Au cours de ces dernières années, les tensions ont été nombreuses autour de l'archéologie préventive, notamment lors des assouplissements législatifs apportés à ce dispositif. Pourtant, les relations entre l'Inrap (Institut national de recherches archéologiques préventives) et les aménageurs semblent plutôt meilleures qu'il y paraît. Dans le cadre de son plan "Reconquête aménageurs" - lancé en 2010 -, l'Institut publie en effet la nouvelle livraison de son "baromètre de satisfaction", réalisé par la société Kheolia. Sur les 112 aménageurs de l'échantillon (sur un total de 208 aménageurs concernés par une intervention de l'Inrap en 2012), 51% appartiennent à une structure publique ou semi-publique, 37% à une structure privée et 12% à une autre forme d'aménageur (associations, particuliers...). Pour choisir l'Inrap, 53% des répondants sont passés par un appel d'offres public, 19% par une mise en concurrence privée, 13% par une négociation de gré à gré et 10% par une saisie directe de l'Institut. Une diversité de situations qui s'explique par celle du statut des aménageurs.

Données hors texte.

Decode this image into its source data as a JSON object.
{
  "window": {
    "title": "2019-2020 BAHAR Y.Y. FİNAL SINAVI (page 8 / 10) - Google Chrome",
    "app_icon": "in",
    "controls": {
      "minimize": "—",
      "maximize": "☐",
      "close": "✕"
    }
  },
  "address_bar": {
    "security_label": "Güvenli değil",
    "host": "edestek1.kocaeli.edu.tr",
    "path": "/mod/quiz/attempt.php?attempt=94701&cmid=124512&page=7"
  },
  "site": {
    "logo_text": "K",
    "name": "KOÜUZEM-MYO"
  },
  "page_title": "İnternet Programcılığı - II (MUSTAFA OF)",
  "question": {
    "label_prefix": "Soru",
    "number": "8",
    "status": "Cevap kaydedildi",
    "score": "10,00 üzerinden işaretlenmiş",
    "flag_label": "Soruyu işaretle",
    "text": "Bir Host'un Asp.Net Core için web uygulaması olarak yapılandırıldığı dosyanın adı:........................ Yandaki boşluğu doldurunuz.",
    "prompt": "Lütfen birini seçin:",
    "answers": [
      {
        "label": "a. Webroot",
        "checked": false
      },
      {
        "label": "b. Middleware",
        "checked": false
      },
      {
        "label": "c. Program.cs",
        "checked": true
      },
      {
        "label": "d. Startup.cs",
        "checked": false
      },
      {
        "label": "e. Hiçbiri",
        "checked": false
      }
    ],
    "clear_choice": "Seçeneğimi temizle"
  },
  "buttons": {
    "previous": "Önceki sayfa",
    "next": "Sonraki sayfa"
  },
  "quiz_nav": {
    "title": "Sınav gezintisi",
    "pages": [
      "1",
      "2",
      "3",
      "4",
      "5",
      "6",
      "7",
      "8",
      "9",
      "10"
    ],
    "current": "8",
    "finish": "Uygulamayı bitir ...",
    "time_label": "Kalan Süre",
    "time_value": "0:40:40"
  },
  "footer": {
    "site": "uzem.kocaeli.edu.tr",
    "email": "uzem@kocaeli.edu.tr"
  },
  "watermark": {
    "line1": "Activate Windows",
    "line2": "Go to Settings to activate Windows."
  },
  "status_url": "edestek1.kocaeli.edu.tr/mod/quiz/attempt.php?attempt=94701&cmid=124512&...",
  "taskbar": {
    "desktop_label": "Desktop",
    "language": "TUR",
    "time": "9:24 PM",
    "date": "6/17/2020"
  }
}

Lorsque la fouille a été prescrite par l'Etat, 66% des aménageurs s'estimaient bien ou très bien informés sur les procédures en matière d'archéologie préventive, tandis que 69% jugent que les contraintes de leur projet d'aménagement ont été prises en compte - en tout ou partie - dans la proposition d'intervention faite par l'Inrap. Même résultat flatteur (82% de satisfaits) pour la lisibilité du devis proposé, mais aussi, à 90% pour le respect de la date de démarrage du chantier et à 84% pour le respect des délais annoncés. La satisfaction est également très large (82%) sur l'état du terrain rendu après l'achèvement du chantier de fouilles et, à 93%, sur l'existence d'un référent stable au sein de l'Inrap tout au long de l'opération. Mieux encore : 98% des répondants se disent satisfaits de leur relation avec ce référent (dont 68% de "tout à fait satisfaits") et 94% ont une vision positive des opérations de valorisation ou de communication montées autour du chantier.

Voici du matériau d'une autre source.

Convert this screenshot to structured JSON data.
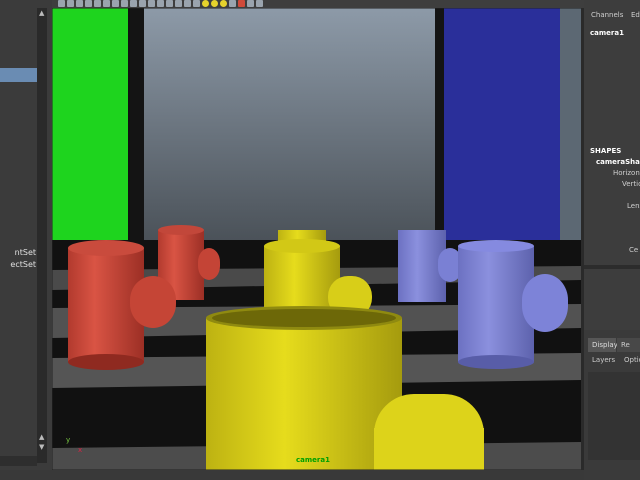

Un bémol toutefois dans ce satisfecit d'ensemble : 41% des répondants se disent insatisfaits du rapport qualité/prix de la prestation de l'Inrap. Cette proportion d'insatisfaits monte à 59% chez les aménageurs qui ont travaillé avec l'Inrap car celui-ci était le candidat unique à leur consultation. Ce bémol n'empêche cependant pas l'Inrap d'obtenir, au final, un taux élevé de satisfaction auprès des aménageurs, avec 88% de satisfaits (dont 33% de très satisfaits). D'ailleurs, 83% d'entre eux feraient à nouveau appel à l'Inrap dans le cadre d'un nouveau chantier de même type et 85% recommanderaient l'Inrap à une connaissance ou un collègue devant réaliser des fouilles dans le cadre d'un projet d'aménagement...
Jean-Noël Escudié / PCA
Archéologie préventive : l'Inrap fait ses propositions pour le livre blanc
En octobre dernier, Aurélie Filippetti installait la commission d'évaluation scientifique, économique et sociale du dispositif d'archéologie préventive (voir notre article ci-contre du 31 octobre 2012). Cette instance est notamment chargée, selon son arrêté constitutif, "de procéder à une évaluation scientifique, économique et sociale du dispositif d'archéologie préventive, tel qu'il ressort des lois et règlements en vigueur, ainsi que des pratiques administratives et scientifiques, afin d'en dresser un bilan chiffré et analytique". Ce document doit alimenter le projet de loi relatif au patrimoine, qui devrait être soumis au Parlement à la fin de l'année 2013 (voir notre article ci-contre du 19 novembre 2012). Aux termes de l'arrêté, ce livre blanc aurait dû être remis à la ministre de la Culture le 1er mars, mais semble avoir pris du retard.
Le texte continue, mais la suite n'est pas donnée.